Die Texte des ersten Weihnachtstages sprechen von der großen Bedeutung Jesu und seiner Geburt. Und sie sprechen dem Menschen Hoffnung und Würde zu, wie unser Autor Benedikt Bögle erklärt.

Wenn Christen Gottesdienst feiern, dann erinnern sie sich immer an das ganze Handeln Gottes an den Menschen. Das nennt man „Heilsgeschichte“. Gottes Handeln in der Welt und an den Menschen lässt sich nicht nur auf singuläre Ereignisse verengen und begrenzen. Sicher – in der Realität wirkt das manchmal anders. So wie Christen am Karfreitag des Todes Jesu und an Ostern seiner Auferstehung gedenken, so feiern sie an Weihnachten seine Geburt. Im Mittelpunkt steht das Geschehen im Stall von Bethlehem. Dies aber darf nicht darüber hinwegtäuschen, dass zum Heilsgeschehen die ganze Geschichte Gottes mit den Menschen gehört. Das beginnt mit der Erschaffung des Menschen und dauert noch heute an, bis Gott einst diese Welt vollenden wird.
Jesus und die Schöpfung
So weit holt auch das Evangelium (Johannes 1,1-18) vom Weihnachtstag aus. In diesen Versen gibt der Evangelist gleichsam eine Leseanweisung für sein Evangelium, liefert einen Prolog für sein Werk.
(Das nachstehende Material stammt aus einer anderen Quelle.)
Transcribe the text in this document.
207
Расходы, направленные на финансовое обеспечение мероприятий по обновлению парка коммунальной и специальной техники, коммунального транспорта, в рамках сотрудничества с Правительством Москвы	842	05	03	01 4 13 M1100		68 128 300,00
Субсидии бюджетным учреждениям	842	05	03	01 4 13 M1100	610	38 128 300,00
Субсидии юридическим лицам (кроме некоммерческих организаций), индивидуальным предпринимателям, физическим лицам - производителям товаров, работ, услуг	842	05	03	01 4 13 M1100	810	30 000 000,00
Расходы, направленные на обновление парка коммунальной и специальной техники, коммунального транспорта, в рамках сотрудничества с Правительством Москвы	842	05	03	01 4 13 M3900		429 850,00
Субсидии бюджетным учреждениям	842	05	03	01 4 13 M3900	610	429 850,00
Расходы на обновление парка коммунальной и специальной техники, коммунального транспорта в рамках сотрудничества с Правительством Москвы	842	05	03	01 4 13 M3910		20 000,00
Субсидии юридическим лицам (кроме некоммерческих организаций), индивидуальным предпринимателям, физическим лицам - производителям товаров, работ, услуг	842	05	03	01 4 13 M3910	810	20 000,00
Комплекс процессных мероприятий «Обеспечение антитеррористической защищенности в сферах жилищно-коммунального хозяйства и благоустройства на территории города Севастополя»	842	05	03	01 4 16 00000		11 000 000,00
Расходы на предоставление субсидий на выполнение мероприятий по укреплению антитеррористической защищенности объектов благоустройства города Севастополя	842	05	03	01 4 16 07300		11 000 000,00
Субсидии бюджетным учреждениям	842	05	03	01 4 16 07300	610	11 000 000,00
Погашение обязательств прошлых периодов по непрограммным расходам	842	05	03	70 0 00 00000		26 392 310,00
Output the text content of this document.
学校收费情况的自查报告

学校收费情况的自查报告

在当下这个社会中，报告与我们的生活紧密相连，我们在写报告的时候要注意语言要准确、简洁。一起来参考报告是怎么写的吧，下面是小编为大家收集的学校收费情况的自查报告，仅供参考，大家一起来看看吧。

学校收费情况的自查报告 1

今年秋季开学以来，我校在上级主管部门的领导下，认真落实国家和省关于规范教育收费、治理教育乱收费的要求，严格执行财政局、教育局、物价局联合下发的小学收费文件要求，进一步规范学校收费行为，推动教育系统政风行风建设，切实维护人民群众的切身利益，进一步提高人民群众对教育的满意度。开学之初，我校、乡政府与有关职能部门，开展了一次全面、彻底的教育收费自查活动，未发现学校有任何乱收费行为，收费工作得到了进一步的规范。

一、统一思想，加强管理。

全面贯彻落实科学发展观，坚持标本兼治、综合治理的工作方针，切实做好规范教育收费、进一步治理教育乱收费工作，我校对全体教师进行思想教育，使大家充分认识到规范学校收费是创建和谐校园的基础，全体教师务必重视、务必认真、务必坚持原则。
Er erklärt, wer Jesus ist, woher er kommt. Das tun die Evangelisten auf unterschiedliche Weise, Matthäus und Lukas bieten Berichte über die Geburt des Herrn, Johannes tut das mit einem eher grundsätzlichen Text: „Im Anfang war das Wort und das Wort war bei Gott und das Wort war Gott.“ (Johannes 1,1) Durch diese Wortwahl verbinden Johannes die Geschichte Jesu mit der Erschaffung der Welt, denn das Buch Genesis beginnt mit den gleichen Worten: „Am Anfang“. Von Anfang an war Jesus bei Gott, er ist gleichsam vor aller Schöpfung. Das Wort, das Gott in der Schöpfung spricht, ist Jesus.
Gott ist einer – und drei
Und Jesus ist Gott. Oder besser: göttliches Wort. Im Christentum spricht man gerne davon, Gott sei Mensch geworden. Der heutige Text stützt das nicht ganz. Denn Johannes unterscheidet hier. Wo es um Gott, den Vater, geht, schreibt er „ho theós“ – „der Gott“. Wo es um das Wort geht, um Jesus, steht nur „theós“, „Gott“. Der Artikel fehlt. Korrekter also könnte man sagen: Gottes Wort ist Mensch geworden. Und so kann Johannes, wie es ja auch der christlichen Trinitätstheologie entspricht, einen Unterschied zwischen den göttlichen Personen machen. Vater, Sohn und Geist sind zwar alle Gott und sind auch nur ein einziger Gott, aber es lassen sich eben doch drei göttliche Personen festmachen. Und eine dieser Personen ist das Wort, ist Jesus. Dieses Wort ist Licht und Leben, wie Johannes schreibt. Die ganze Schöpfung basiert auf ihm: „Alles ist durch das Wort geworden und ohne das Wort wurde nichts, was geworden ist.“ (Johannes 1,3)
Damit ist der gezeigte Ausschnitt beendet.